Integrated battle groups: Updated ‘game theory’ of Indian defence

Amongst the black days in the history of India, the attack on the Indian Parliament (the nucleus of our constitution), on 13th December 2001, goes down as one of the most glaring & daring terrorist activities. It was aimed to strike a destabilizing blow on the very morale of our country.

In response to this dastardly act of war on our nation, the then Indian Government headed by the highly respected Late Atal Bihari Vajpayee, decided to spark off a military coercive mobilization of our troops. The aim was to practically demonstrate that neighbours harbouring trouble makers will not be shown the benevolent gesture of non-violence, anymore.

Indian armed forces were given orders for deployment, with frantic last minute military strategies being underway at South Block, New Delhi. The timing, could not have been more opportune if not premptive. Thus, triggered Operation Parakram, a massive military mobilization, which was to result in the 2nd major military stand-off between Indian and Pakistan, since the Kargil War.

The casus belli had been provided by Pakistan based proxy terror operators in the view of India always having that frontal military edge over its Western Neighbour.

Yet, vestigial delivery systems and non-development of tactical nuclear strike capabilities meant that war drums kept beating without the green signal ever being given. 800 deaths in the military ranks and a mobilization cost of ~USD 2 billion, not to speak of equipment wear & tear, finally opened up the myopic thought process of the defence think tanks of the country. It resulted in underlining the glaring loop holes in the till then implemented Sundarji Doctrine.

The Indian strike corps (being clumsily big and far away) took 3 weeks to get to the border. The holding corps, situated close to the border, had limited offensive power, which was meant only for checking Pakistani advances and not for engaging in significant offensives. The long duration of mobilization resulted in losing the element of strategic surprise, allowing Pakistan, time for counter-mobilization. The element of tactical surprise had been lost due to the time taking slow mobilization process giving ample window for international intervention which prevented India from exercising compellance on its mischief mongering neighbour. The usual Indian political practice of toothless coercive diplomacy once again had been utilized.

The potholes exposed by the exercise of Operation Parakram resulted in the rejection of the Sundarji Doctrine and the development of a cold start military doctrine.

According to this doctrine, the strike corps can begin offensive ops within 48 hours of issuance of go ahead orders, with armoured spearheads being launched from forward positions, to achieve element of surprise. The absolute emphasis is concentrated on overwhelming firepower at breakneck speed, to strike inside enemy territory while catching them unawares. The doctrine advocated the usage of significant air support cover during such offensives.

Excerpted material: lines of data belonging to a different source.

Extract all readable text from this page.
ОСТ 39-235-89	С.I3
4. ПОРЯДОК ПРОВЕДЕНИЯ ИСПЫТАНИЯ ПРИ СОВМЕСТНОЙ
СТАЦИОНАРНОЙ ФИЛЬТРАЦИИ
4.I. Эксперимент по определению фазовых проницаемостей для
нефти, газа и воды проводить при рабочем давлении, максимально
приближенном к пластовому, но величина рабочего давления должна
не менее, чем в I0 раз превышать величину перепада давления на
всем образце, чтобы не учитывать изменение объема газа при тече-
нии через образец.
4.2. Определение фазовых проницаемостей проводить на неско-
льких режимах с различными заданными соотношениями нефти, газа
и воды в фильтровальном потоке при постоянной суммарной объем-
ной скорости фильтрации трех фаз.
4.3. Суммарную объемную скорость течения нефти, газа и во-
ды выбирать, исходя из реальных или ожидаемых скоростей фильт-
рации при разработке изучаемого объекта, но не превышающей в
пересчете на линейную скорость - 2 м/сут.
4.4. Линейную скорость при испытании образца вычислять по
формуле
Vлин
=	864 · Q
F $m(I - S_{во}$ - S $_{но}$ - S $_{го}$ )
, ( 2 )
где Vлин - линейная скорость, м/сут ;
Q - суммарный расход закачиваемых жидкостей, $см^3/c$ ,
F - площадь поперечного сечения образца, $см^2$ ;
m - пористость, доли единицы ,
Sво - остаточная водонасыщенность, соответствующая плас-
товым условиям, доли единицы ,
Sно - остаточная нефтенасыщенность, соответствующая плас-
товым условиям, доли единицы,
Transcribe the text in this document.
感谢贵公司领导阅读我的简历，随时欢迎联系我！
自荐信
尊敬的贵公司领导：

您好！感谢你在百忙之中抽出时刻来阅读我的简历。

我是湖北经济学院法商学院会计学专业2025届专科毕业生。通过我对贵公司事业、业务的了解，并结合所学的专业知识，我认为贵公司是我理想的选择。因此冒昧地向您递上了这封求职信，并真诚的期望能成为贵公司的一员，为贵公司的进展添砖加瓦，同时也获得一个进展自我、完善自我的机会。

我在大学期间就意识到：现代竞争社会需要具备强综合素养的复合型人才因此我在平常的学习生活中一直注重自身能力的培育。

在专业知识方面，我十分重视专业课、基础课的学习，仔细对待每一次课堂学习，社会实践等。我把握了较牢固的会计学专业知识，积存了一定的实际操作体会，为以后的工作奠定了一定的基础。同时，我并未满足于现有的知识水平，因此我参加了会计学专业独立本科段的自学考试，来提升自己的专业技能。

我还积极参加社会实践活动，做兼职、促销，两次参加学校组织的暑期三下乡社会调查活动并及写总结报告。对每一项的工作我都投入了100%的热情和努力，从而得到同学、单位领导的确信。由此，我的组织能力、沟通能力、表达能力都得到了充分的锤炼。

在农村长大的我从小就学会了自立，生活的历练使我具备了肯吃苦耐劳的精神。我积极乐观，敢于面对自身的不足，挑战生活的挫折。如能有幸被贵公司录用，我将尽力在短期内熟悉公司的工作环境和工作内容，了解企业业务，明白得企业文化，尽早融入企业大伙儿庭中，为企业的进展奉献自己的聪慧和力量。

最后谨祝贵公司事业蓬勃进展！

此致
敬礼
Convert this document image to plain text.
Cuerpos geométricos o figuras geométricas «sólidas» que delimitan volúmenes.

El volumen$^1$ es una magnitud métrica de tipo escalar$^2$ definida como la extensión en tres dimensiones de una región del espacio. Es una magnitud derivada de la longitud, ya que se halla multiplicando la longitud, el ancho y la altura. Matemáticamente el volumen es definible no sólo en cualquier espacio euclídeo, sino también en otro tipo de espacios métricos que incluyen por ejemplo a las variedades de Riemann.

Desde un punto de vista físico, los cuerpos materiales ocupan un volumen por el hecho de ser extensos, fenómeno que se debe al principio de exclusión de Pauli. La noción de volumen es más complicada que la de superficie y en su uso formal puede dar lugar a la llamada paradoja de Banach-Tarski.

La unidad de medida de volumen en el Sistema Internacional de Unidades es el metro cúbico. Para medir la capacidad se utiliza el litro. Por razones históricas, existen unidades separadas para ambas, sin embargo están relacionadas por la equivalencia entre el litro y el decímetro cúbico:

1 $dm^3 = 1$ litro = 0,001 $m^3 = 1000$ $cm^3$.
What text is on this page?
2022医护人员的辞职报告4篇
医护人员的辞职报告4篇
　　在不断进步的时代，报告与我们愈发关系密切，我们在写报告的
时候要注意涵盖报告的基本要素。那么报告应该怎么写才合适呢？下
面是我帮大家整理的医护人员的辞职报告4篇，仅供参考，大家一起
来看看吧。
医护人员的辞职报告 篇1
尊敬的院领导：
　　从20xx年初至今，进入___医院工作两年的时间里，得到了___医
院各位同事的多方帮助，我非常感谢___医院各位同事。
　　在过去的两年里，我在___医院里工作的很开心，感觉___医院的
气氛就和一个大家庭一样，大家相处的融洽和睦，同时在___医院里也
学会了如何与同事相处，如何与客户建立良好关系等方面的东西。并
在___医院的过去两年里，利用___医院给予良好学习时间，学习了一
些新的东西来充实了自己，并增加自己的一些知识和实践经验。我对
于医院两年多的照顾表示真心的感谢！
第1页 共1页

The Indian defence forces’ matrixes finally officiated the plan of integration of integrated battle groups (IBGs) during 2019 with the design of such IBGs being self contained and agile formations which can hit hard through rapid mobilization.

Each IBG is estimated to be of approximately 5000 soldiers with a concoction of artillery, armoured, infantry, air defence, engineers, signals, logistics etc. The amalgamated IBGs will in near future be commanded by Major Generals and will be larger than brigades but smaller than divisions.

The IBGs are to be configured based on terrain, task objective and nature of threat. For example an IBG deployed in the eastern borders will revolve more around light artillery and infantry movement as compared to that deployed in western borders, in which case, the focus will be more on heavier artillery and tank movements.

The three corps are expected to initially raise 8 IBGs, with the efficacy of these being validated over a period of 4 years before more are set up.

The biggest challenge in the face of such IBGs is enemy anti-tank forces as well as mechanized tank forces. The second critical obstacle will be that of ammunition resupply and refuelling logistics during pitch battles in fluid and hostile scenarios. Also there are critical views that the teeth i.e. the sledgehammer effect of the strike corps will be diluted since formation of such IBGs mean that a big hammer is being broken down into smaller hammers which will be occupied in fighting more localized battles which will take a defensive approach. This according to certain military analyst critics blunts the coercive edge to challenge the enemy’s strategic depth.

But it is better to experiment with strategic sharp toothed responses than be sitting ducks with obsolete doctrines. The proxy war has evolved. India’s defence evolution should always be a step ahead.